NFL Draft 2024: The Losers

Defensive Prospects

Quarterbacks, receivers, and offensive tackles were the darlings of all NFL scouts. But who would have thought that in the rush for these positions, the defensive talents would be consistently spurned... Top 5? Not a chance? Top 10? Still no one! It wasn't until 15th place that - some say pitied - the Indianapolis Colts finally picked up Laiatu Latu.
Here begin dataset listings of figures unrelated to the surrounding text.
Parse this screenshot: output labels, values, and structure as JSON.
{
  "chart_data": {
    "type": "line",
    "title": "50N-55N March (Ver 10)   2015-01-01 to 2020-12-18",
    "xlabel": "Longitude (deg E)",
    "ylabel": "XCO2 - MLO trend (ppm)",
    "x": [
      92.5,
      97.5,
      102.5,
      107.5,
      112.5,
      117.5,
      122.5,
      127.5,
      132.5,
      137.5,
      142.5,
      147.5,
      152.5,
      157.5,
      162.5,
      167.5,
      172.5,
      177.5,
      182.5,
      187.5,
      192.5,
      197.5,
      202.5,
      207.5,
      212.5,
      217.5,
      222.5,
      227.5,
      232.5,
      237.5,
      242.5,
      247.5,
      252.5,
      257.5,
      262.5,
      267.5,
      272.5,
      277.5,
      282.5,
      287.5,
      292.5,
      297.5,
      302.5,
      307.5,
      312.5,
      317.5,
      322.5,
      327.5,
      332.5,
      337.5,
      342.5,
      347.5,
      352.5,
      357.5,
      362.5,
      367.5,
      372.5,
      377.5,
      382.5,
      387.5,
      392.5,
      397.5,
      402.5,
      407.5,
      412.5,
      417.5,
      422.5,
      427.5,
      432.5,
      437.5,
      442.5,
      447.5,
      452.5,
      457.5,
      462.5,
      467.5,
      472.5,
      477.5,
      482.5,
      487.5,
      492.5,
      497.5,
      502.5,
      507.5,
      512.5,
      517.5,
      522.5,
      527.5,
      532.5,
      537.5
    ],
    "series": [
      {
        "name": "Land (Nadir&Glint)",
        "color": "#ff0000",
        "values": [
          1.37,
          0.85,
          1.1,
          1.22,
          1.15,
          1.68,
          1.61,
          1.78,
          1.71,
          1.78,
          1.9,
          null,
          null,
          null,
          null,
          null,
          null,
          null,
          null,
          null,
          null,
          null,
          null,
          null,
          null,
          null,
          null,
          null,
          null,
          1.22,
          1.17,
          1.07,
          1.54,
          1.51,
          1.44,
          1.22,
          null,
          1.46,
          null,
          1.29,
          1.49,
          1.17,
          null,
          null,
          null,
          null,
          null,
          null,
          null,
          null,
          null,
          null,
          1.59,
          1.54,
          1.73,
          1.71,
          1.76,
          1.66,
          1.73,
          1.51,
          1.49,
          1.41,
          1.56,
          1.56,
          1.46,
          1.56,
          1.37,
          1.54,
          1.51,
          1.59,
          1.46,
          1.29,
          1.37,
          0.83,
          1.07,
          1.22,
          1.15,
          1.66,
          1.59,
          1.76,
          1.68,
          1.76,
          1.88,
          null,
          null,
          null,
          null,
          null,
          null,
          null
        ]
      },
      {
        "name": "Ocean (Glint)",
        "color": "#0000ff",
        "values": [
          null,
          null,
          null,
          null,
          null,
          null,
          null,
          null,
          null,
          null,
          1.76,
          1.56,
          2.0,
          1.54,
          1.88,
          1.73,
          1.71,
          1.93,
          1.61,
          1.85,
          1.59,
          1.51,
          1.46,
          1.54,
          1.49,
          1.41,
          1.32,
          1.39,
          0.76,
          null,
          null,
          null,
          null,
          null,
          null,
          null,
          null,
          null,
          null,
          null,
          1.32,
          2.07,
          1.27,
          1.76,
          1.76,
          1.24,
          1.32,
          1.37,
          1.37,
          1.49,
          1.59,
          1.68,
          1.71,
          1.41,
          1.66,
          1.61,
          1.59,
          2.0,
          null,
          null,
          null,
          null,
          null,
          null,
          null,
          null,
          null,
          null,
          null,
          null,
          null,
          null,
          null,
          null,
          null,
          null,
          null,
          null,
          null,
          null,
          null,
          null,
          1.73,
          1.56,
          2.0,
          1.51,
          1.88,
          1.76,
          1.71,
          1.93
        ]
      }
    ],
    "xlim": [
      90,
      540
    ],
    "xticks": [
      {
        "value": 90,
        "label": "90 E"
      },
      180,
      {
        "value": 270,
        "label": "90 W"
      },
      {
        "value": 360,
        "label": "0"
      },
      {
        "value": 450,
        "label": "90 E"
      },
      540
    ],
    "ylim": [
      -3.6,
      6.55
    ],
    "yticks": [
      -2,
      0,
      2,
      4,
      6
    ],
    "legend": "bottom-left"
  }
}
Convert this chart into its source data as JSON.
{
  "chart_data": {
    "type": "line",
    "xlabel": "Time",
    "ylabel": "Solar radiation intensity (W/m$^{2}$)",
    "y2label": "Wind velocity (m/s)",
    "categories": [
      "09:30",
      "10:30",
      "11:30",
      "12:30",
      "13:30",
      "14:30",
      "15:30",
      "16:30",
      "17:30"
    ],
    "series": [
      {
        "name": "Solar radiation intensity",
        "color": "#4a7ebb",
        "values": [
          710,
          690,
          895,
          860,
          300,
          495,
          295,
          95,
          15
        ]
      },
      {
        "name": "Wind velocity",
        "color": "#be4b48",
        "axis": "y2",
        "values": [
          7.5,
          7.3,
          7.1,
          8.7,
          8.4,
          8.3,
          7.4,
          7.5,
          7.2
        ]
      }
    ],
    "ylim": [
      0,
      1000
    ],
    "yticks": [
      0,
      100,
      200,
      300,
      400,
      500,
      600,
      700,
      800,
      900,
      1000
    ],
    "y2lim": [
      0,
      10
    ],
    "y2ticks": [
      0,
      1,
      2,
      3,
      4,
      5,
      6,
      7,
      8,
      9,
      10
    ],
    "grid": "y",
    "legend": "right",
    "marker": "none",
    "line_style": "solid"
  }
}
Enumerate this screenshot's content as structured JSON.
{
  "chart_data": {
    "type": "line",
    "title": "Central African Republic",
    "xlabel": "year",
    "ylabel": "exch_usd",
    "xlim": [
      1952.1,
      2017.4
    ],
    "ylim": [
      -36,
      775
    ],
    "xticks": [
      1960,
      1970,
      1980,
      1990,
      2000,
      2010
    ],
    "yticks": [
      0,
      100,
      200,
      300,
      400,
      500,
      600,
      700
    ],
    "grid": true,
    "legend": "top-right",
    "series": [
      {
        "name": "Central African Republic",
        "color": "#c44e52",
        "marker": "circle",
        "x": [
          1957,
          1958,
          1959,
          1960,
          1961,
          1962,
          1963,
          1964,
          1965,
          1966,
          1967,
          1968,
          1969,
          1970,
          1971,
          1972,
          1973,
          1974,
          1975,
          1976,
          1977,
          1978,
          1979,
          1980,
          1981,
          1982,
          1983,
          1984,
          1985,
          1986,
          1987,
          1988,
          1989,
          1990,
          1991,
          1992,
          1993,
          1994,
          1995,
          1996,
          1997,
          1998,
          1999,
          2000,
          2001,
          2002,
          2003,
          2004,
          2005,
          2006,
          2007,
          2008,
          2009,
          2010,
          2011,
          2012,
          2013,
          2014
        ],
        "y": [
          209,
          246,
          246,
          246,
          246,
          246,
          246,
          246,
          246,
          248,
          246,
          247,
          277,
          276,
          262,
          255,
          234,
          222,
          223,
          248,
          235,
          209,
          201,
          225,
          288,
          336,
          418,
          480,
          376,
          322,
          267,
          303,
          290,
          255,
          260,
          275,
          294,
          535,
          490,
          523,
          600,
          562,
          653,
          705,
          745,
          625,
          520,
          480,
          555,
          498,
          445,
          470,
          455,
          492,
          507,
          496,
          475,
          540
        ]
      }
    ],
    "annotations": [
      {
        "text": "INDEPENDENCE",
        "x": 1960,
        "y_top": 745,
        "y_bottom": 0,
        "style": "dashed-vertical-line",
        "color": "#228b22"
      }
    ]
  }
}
The edge rusher is now the latest first-round pick on the defensive side of the ball. Whether the choice of the two-time Super Bowl champion would have fallen on the 23-year-old if tight end Brock Bowers hadn't found his way to the Raiders in Las Vegas two positions earlier is one of the hottest topics of discussion after the NFL Draft.

Las Vegas Raiders

At this point, the Raiders themselves also come into play. The franchise's plan, which also has a growing fanbase here, for the offseason: to acquire Gardner Minshew (previously Indianapolis Colts), perhaps the best backup quarterback in the league, and wait in the draft to see which QB talent might fall to position 13.

When both J. J. McCarthy and Michael Penix Jr. (Atlanta Falcons) and Bo Nix (Denver Broncos) were off the board, the Raiders' draft war room looked grim. Brock Bowers may still be a top-notch alternative or target for Minshew. At the same time, this raises uncomfortable questions regarding last year's first-round pick (Michael Mayer, also TE).

Kirk Cousins

More questions than answers are provided by the "Penix posse" around the Atlanta Falcons. Why shell out 180 million dollars to a quarterback over four years and switch to win-now mode when his successor (Michael Penix Jr.) reaches NFL-ready age at almost 24? Why ignite a powder keg in the QB room before Kirk Cousins has thrown his first touchdown pass?

As of today, "Captain Kirk" is arguably the biggest loser of the draft. The "I knew nothing" statements spread by his agent dominate all the headlines in the football world these days.